ガーゴモンは、ジュンをまっすぐ見据えた。

 

 

「1995年、アメリカのサマーメモリーズにて、爆弾テロ事件が起こりました。その真相は、光が丘テロ事件とおなじく、デジモン同士の大乱闘。目撃した子供たちは、デジタルワールドの方針で、そのときがくるまで緩やかに記憶を封じられることとなりました。その結果、誰もが、もちろんアナタ自身も、忘れてしまったのですよ」

 

「なにを?」

 

「1995年のアメリカ、サマーメモリーズ。ほかの子供たちは、まだ5歳だった。でも、アナタは10歳でした。この悲劇がわかりますか。唯一、客観的に物事を把握できる年齢であるがゆえに、冷静でいなければならない残酷さったらもう、ありませんよ。それを受け入れられるほど、アナタは強くなかった。

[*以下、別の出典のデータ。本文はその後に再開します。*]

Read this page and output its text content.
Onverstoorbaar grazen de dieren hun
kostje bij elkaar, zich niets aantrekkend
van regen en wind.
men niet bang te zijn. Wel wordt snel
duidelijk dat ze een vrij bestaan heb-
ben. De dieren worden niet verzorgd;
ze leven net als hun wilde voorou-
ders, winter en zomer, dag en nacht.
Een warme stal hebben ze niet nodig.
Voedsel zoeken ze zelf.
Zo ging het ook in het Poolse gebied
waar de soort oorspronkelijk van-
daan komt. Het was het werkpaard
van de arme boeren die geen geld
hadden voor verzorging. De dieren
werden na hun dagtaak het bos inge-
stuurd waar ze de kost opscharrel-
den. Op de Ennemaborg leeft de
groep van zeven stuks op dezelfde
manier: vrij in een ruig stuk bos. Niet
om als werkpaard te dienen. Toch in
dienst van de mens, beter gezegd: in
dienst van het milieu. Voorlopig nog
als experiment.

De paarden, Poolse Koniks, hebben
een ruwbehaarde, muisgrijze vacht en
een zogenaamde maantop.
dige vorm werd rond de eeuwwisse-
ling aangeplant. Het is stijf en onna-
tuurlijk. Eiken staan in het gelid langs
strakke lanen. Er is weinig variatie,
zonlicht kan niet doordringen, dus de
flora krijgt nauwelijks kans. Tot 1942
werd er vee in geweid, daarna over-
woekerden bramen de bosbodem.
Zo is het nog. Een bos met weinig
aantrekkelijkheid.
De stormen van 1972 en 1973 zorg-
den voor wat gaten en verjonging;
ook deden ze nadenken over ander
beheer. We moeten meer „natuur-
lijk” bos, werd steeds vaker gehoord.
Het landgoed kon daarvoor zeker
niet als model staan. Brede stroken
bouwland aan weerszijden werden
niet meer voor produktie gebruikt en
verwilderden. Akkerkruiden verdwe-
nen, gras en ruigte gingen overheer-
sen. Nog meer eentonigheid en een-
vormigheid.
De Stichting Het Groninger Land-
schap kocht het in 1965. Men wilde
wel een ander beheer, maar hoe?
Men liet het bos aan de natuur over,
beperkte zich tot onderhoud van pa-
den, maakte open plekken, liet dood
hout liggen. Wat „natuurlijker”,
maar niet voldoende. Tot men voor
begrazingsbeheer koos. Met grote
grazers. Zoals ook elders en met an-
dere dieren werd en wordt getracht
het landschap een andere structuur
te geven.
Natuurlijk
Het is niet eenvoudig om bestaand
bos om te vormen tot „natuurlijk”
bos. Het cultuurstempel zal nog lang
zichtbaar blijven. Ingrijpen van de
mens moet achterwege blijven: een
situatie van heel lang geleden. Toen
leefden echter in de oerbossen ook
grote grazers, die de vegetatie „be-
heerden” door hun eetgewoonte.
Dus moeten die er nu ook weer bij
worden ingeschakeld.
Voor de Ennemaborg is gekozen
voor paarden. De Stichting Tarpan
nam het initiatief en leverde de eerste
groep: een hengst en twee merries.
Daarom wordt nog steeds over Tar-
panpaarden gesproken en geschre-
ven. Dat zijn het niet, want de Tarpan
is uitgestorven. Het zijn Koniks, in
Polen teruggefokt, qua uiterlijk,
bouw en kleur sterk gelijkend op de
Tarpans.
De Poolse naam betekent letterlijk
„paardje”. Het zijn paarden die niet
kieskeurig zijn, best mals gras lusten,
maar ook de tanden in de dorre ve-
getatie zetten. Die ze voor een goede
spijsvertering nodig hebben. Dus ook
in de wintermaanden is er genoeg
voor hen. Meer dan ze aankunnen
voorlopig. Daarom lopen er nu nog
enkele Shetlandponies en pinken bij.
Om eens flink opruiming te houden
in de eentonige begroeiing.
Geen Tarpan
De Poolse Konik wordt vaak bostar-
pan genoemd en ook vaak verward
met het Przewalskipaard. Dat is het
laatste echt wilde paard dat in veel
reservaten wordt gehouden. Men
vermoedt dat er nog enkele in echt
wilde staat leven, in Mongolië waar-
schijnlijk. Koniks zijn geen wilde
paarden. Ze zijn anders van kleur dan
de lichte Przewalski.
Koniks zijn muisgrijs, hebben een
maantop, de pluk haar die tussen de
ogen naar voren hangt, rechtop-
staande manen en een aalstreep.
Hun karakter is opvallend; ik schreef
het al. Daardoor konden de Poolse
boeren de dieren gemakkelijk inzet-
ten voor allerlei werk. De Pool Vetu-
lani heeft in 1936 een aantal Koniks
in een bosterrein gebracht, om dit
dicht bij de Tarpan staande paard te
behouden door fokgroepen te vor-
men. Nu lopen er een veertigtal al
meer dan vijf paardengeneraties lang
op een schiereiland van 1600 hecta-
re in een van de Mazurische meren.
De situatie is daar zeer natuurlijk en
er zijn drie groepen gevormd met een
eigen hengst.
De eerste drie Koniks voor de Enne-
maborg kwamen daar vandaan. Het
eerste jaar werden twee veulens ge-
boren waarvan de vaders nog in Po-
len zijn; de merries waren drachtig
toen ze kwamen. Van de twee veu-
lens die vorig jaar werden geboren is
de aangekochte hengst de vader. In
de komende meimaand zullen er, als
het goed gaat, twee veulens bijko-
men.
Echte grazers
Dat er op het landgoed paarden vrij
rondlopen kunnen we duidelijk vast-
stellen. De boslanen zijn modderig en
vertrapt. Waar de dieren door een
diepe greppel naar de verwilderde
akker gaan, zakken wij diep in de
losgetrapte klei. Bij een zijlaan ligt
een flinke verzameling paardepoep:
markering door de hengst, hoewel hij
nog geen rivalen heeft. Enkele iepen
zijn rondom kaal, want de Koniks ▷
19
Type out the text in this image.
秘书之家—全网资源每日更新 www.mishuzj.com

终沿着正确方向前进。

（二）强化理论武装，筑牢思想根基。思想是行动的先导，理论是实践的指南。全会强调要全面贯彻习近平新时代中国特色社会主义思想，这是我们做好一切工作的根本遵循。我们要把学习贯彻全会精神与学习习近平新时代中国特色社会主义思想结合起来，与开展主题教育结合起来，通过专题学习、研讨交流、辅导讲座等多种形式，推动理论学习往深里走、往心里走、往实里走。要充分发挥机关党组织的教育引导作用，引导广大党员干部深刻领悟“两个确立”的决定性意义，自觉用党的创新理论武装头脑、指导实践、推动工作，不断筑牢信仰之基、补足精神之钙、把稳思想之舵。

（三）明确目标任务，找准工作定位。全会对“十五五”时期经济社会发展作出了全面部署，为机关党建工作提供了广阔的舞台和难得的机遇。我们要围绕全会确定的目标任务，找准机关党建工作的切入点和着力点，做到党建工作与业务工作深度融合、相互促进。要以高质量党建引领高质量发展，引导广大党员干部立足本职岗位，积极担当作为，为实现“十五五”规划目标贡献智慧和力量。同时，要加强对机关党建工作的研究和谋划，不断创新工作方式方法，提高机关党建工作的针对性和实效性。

その結果、本宮ジュンは一度死んだのです、いや、死にかけた。さすがにデジタルワールドもほうっておけず、精神的に立て直すまで、現実世界の1分がデジタルワールドの1日なのを利用して、データ化したアナタを連れて行き、治療を施したのです。しかし、当時のデジタルワールドは、まだ人間というものを正しく理解できていませんでした。デジタルモンスターと人間の違いが理解できないほど、無知だった。まさしく、あの時は「出会うのが早すぎた」と云えましょう。デジモンのデータを修復するとき、デジタルワールドは世界の記録からデータをサルベージし、流用します。個人情報がほとんど同じ、つまりパーソナルデータが限りなく近かったのが原因でしょう。デジタルワールドはそれを誤認した。それを普通の人間である「本宮ジュン」に施した。どうなりますかな」

 

「なるほど、そういうこと。つまり、アタシは転生したわけじゃなかったわけね。精神的に死んじゃったこの子の精神を戻そうとして、アタシの精神をダウンロードしちゃったってことか。じゃあ、どうなるの?アタシ、消されるんじゃないの?」

 

 

いえ、とガーゴモンは首を振る。

 

 

「デジタルワールドは、もう無知ではありませんから、知っています。精神的にしろ、身体的にしろ、一度死んでしまった人間は元に戻らないということを。もし、アナタのデータをアンインストールしても、植物人間が出来上がるだけです。それでは、ジュンという少女は2度死ぬことになる。そこまで残酷なことができるほど、この世界は冷酷ではありませんよ」

 

 

いつか時が来たら、すべてを説明するときがくるだろう。それでも、あの子はお姉ちゃんと呼んでくれるだろうか。ジュンの脳裏に、世界で一番大切な弟がよぎった。